I'm sure the beverage company was not pleased when a study of rampant childhood tooth decay in Appalachia called the problem "Mountain Dew Mouth." Since then there has been a steady drumbeat of criticism of sugary soft drinks with repeated links to childhood obesity.

New York Mayor Michael "Nanny" Bloomberg proposes to limit the size of your soft drink, a direct assault on your right to bear a Big Gulp.

If you go to grocery stores you see the mothers with little children in tow with a cart full of soda. It's easy to jump on the idea of irresponsible parenting. But let's look at some arithmetic. You have to do that if you are a low-income single mother receiving food stamps.

Check your local supermarket. You can get 10 two-liter bottles of generic Mountain Dew for $10. That's 20 liters of soda for $10. That's just over five gallons. Go on down the aisle. Five gallons of generic milk is $20.

So the kids like the soda, you come in from a hard day at work and serve them some with dinner, and it costs you half what milk would cost. And if they've been drinking soda all their life, they will likely cry and complain about having to drink milk.

Too often, parents take the easy way out.

The same thing is true with food. Working parents often turn to fast food or to prepared food from the supermarket.
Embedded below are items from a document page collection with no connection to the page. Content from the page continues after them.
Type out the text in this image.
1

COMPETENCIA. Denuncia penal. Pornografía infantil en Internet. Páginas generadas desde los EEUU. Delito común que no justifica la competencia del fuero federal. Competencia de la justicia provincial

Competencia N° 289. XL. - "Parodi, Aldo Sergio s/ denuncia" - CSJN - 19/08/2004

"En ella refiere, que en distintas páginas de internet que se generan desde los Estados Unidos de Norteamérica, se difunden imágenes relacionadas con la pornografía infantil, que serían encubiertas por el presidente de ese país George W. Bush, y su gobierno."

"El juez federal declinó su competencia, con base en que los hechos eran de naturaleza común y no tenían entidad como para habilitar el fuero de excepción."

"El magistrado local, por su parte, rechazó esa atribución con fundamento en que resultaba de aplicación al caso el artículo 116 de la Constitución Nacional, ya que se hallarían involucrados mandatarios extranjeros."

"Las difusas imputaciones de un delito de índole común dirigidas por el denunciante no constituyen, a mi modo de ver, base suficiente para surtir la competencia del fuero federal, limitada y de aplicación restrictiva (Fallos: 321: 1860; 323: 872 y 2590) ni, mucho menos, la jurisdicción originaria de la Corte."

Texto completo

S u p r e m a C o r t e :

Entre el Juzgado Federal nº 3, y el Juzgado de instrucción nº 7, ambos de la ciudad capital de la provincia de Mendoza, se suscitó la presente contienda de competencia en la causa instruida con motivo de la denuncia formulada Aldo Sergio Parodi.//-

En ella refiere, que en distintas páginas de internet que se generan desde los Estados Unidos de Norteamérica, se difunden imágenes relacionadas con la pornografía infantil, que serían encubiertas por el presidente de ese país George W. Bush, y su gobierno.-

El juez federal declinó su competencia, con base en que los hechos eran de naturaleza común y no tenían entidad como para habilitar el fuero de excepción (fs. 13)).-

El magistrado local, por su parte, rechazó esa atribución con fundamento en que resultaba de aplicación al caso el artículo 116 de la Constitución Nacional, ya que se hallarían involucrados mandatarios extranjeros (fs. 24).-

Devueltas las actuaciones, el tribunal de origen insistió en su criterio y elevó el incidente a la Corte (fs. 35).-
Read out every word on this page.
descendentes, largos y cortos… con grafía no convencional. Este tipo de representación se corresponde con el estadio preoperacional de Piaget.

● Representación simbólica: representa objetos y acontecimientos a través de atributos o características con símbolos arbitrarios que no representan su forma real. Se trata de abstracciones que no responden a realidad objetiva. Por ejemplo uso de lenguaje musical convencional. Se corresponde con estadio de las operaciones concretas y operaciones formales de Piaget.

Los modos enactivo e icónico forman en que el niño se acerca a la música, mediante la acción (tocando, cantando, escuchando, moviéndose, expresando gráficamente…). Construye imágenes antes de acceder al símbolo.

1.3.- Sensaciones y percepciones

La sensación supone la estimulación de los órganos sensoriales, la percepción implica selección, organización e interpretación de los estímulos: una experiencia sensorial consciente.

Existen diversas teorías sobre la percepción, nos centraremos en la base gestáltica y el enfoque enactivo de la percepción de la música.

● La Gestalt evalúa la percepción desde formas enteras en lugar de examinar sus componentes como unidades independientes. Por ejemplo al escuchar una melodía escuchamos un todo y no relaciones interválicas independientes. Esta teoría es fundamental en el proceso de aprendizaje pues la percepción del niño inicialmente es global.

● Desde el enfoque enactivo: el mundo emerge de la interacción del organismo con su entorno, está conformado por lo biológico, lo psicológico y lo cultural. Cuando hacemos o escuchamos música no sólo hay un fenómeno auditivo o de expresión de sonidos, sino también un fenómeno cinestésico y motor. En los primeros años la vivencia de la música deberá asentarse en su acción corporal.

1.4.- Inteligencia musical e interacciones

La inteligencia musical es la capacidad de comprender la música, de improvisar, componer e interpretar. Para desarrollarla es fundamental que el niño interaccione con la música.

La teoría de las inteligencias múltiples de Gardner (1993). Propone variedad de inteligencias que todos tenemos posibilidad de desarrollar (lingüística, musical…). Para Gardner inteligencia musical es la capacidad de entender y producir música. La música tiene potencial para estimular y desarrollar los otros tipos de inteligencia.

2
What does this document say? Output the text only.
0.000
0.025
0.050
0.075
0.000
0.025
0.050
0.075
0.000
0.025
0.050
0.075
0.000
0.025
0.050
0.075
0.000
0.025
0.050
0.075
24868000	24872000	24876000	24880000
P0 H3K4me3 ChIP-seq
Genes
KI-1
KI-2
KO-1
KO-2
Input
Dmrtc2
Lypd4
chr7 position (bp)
Is there such a thing as a pizza that's good for you? I don't know. But you can buy one frozen pizza with spinach and cheese on it that's really good for $7. You can get two classic greasy pepperoni pizzas for $5.

Buy some lean hamburger ($6.57), no fat added, to feed a mother and three children. A small package of buns ($2.59). Cheap generic frozen French fries ($2.99). Then go home and cook. Total cost: $12.15. And that's with nothing to drink.

Stop by McDonald's and get four McDouble cheeseburgers off the dollar menu, total $4, and four small fries at $1.19 each, or $4.75. Total cost is $8.75.

And all you do is put the food on the table.

Chances are, if you live in a poor neighborhood, there is a McDonald's on your way home. A good supermarket? Maybe not.

We often worry about the chasm between the better educated, with better paying jobs, and the less educated, without good prospects, access to technology, or higher pay. But there is also a chasm between the availability of good nutritious food. Some of us have access to really good supermarkets, even upscale ones that provide organic produce and free-range eggs. We can buy farm-to-table from farmer's markets, on Market Square and other places.

Others are not so lucky.

I'm just old enough to remember the Tennessee Valley coming out of the Great Depression and World War II. I remember Home Demonstration Agents in the 1950s. The women in the neighborhood would gather, at the school or at a party at someone's house, and they would take classes on good nutrition and how to preserve food—better canning techniques, how to avoid salmonella or e coli. The newest thing was preparing food for the freezer.

Nowadays I guess it would be presumptuous to send government teachers around to community centers and educate young mothers on nutrition and good cooking techniques. When would working mothers have time to attend?

Food stamps replaced "commodities," which was food delivered to communities. It consisted of things like dried beans, huge blocks of cheese, and large cans of peanut butter. There are those who argue that food stamps ought to be restricted to such basic commodities now, preventing the purchase of processed food, candy, and sugary sodas. But I'm reluctant to punish poor people; it smacks too much of Nanny Bloomberg.

But if the government is getting into the health-care business and we are going to be paying for hip replacements and knee replacements for the obese next generation, the temptation is there to do something drastic.

Let's do it with education. Not coercion.